ORC has added a number of novel research infrastructure features and state-of-the-art IPF optimizations. The infrastructure features include region-based optimization framework, parameterized machine model, and support for a rich set of profiling feedback. The newly designed IPF-specific optimizations include control and data speculation with recovery code generation, if-conversion, predicate analysis to support predicate-aware data flow analysis, and instruction scheduling integrated with template selection. ORC combined with an IPF performance simulator, such as one produced by the open source Liberty Simulator Environment from the Princeton University, provides a complete framework to study various architecture and compilation issues on EPIC. This tutorial will be the first public forum to introduce the technical features in ORC.

Planned outline of the tutorial: 1. Overview of ORC

2. Infrastructure features to enable compiler research 3. Advanced optimizations for features on Itanium Processor Family (IPF) 4. Case study 5. Release and future plan

Tutorial Organizers:

Roy Ju (MRL, Intel) [email protected]
Sun Chan (MRL, Intel) [email protected]
Chengyong Wu (ICT, CAS) [email protected]
 

Bios:

Roy D.C. Ju is a senior researcher in the Programming System Lab in the Microprocessor Research Labs, Intel Corp. He is currently the compiler architect of an IA-64 open source research compiler, which aims at providing an infrastructure for compiler and architecture research on IA-64 to the research and open source communities. His primary research interests include compiler optimization, optimization for memory hierarchy, software power management, program analysis, computer architecture, and parallel processing. Prior to joining in Intel, he was with the Hewlett-Packard Company from 1994 to 1999, and he was a project lead in designing and developing an optimizing compiler for IA-64. He worked at IBM from 1992 to 1994 in developing a then state-of-the-art Fortran 90 optimizing compiler. He received his B.S. degree in Electrical Engineering from National Taiwan University in 1984. He received his M.S. and Ph.D. degrees in Electrical and Computer Engineering from the University of Texas at Austin in 1988 and 1992, respectively. He currently holds 6 U.S. patents and has published more than 30 journal and conference papers in various areas, including array language optimizations, compilation for instruction-level parallelism, cache optimization, coarse-grained parallelization, etc. He has served on the program committees of a number of conferences, such as MICRO-33 and PLDI 2001.

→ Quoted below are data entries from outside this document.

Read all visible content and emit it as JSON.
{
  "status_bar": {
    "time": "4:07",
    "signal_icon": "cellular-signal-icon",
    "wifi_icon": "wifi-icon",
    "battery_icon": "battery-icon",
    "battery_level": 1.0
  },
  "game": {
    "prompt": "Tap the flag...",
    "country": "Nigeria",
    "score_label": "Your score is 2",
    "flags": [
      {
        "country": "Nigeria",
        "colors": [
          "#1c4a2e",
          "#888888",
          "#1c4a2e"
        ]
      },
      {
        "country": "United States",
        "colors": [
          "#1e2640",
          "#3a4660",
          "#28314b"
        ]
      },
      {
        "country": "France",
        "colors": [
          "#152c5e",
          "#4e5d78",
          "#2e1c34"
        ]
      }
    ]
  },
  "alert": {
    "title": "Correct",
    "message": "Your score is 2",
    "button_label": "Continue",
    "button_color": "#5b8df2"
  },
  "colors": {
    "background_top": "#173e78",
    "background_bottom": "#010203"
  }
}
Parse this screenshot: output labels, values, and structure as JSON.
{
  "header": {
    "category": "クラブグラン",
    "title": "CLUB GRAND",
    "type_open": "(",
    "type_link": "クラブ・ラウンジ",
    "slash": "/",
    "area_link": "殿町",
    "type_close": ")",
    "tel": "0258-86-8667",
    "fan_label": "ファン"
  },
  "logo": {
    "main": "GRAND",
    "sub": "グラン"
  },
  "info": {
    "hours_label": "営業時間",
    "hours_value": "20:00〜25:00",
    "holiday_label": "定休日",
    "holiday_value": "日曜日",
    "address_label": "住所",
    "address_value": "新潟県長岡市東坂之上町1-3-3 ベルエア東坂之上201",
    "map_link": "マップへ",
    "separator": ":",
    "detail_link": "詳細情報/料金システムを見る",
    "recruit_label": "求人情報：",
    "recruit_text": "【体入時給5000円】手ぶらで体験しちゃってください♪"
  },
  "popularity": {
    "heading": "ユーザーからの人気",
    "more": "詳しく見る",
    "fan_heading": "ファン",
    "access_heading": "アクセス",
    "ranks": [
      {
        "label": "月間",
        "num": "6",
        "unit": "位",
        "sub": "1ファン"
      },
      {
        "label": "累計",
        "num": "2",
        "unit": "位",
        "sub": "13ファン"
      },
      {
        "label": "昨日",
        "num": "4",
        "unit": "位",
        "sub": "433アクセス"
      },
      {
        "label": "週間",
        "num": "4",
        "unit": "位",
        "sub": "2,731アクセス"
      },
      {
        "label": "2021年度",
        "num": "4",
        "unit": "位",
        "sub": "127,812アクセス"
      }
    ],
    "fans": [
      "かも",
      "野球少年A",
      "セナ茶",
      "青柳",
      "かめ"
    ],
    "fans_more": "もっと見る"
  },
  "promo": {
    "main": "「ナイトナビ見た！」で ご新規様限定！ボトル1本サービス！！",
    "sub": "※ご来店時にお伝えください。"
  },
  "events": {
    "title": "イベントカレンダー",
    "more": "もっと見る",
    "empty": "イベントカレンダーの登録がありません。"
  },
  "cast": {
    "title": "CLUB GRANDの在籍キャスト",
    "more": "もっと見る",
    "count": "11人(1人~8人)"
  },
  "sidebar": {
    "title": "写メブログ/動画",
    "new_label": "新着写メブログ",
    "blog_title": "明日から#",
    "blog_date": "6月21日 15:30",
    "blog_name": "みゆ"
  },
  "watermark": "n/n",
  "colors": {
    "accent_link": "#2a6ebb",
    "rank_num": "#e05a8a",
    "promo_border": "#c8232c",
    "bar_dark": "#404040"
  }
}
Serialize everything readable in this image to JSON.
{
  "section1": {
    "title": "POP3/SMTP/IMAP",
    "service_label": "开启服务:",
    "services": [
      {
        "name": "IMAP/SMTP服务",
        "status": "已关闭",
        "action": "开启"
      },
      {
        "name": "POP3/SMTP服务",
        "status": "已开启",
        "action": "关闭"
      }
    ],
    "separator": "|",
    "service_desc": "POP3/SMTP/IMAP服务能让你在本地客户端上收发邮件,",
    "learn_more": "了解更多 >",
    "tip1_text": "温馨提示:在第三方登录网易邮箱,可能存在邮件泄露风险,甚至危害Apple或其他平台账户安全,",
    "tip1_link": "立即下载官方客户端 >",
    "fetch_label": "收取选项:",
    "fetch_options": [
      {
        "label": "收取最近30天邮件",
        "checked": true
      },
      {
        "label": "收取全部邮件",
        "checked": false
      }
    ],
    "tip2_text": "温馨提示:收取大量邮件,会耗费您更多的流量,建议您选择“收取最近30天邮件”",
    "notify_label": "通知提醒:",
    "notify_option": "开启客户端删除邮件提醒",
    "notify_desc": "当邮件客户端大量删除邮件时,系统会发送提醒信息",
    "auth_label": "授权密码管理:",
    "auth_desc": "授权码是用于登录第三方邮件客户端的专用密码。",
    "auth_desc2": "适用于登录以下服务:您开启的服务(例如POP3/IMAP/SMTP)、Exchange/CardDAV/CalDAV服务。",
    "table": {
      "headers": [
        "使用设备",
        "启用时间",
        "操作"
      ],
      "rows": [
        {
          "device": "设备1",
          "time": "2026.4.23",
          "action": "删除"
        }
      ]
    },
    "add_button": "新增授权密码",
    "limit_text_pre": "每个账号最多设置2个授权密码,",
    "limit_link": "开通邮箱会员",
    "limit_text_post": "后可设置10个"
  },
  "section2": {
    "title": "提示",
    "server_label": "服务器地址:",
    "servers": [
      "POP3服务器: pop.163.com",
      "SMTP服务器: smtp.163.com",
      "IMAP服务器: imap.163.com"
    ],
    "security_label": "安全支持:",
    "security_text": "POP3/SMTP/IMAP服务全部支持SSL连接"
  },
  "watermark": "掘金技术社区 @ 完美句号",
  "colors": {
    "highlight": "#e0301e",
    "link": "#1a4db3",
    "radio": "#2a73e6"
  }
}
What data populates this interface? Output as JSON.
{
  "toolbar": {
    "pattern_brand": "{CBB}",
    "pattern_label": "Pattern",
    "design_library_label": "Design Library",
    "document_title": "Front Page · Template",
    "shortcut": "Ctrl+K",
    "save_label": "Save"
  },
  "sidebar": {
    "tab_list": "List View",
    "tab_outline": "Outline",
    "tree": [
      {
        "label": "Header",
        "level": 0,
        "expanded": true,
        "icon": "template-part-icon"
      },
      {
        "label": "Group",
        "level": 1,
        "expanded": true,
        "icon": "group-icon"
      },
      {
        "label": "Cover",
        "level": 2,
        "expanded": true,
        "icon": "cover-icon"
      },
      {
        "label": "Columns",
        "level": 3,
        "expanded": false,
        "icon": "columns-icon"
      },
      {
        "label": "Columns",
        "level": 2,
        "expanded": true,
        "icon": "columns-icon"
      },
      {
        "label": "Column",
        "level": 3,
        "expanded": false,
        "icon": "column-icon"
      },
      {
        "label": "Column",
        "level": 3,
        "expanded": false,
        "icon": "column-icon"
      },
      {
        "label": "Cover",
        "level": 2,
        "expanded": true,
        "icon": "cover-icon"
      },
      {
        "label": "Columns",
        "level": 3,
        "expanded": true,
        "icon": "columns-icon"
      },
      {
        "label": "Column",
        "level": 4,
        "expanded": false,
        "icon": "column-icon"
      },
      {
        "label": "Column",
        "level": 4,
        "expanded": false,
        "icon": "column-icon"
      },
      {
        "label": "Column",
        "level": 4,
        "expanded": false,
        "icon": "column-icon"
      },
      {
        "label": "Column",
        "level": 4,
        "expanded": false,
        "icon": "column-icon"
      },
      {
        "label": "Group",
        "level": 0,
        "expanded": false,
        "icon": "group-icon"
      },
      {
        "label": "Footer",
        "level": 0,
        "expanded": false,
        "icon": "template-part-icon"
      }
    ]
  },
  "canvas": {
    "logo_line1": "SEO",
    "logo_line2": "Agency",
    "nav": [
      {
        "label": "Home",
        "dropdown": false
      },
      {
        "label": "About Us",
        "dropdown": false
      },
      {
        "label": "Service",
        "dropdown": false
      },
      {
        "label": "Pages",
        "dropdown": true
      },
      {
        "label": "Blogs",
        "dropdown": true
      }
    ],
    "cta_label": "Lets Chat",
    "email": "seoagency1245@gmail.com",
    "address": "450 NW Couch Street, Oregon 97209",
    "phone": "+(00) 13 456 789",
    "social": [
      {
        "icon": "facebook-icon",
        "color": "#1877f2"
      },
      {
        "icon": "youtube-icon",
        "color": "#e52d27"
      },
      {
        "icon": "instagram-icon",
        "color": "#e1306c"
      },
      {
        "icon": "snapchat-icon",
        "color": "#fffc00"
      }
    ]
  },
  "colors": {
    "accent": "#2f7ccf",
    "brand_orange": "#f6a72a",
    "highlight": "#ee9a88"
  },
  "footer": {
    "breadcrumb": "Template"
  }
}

Sun C. Chan is the manager of the open source research compiler project in the Microprocessor Research Labs, Intel Corp. His primary research interests include large-scale software engineering, compiler scalar optimization, both in the global and inter-procedural areas, and instruction level parallelism. Prior to joining Intel, he was with SGI where he was a manager of global optimizer and interprocedural optimizer. He is also the coordinator and architect of the open source Pro64 compiler. Before SGI, he was a project lead at Mips working on global scheduling and optimization of dynamic shared objects. He received his M.S. degree in Computer Science from Purdue University in 1981. He holds 10 U.S. patents with several more pending and has published in journal and conference papers in various areas, including inter-procedural analysis, global optimization and instruction-level parallelism. He is also interested in engaging university researchers in compiler and architecture research.

Chengyong Wu received the B.S. degree in Mathematics from the Fudan University, Shanghai, P. R. China, in 1991 and the M.S. degree in Computer Engineering from the Beijing University of Aeronautics and Astronautics, Beijing, P. R. China, in 1996 and the Ph.D. degree in Computer Sciences from the Institute of Computing Technology, Beijing, P. R. China, in 2000. Since March 2000, he has been with the Advanced Compiler Technology Lab at the Division of Computer Systems, Institute of Computing Technology, Chinese Academy of Sciences. His research interests include instruction-level-parallelism, optimization, and common compiler infrastructure. He is currently working in a project of developing an IPF open source research compiler.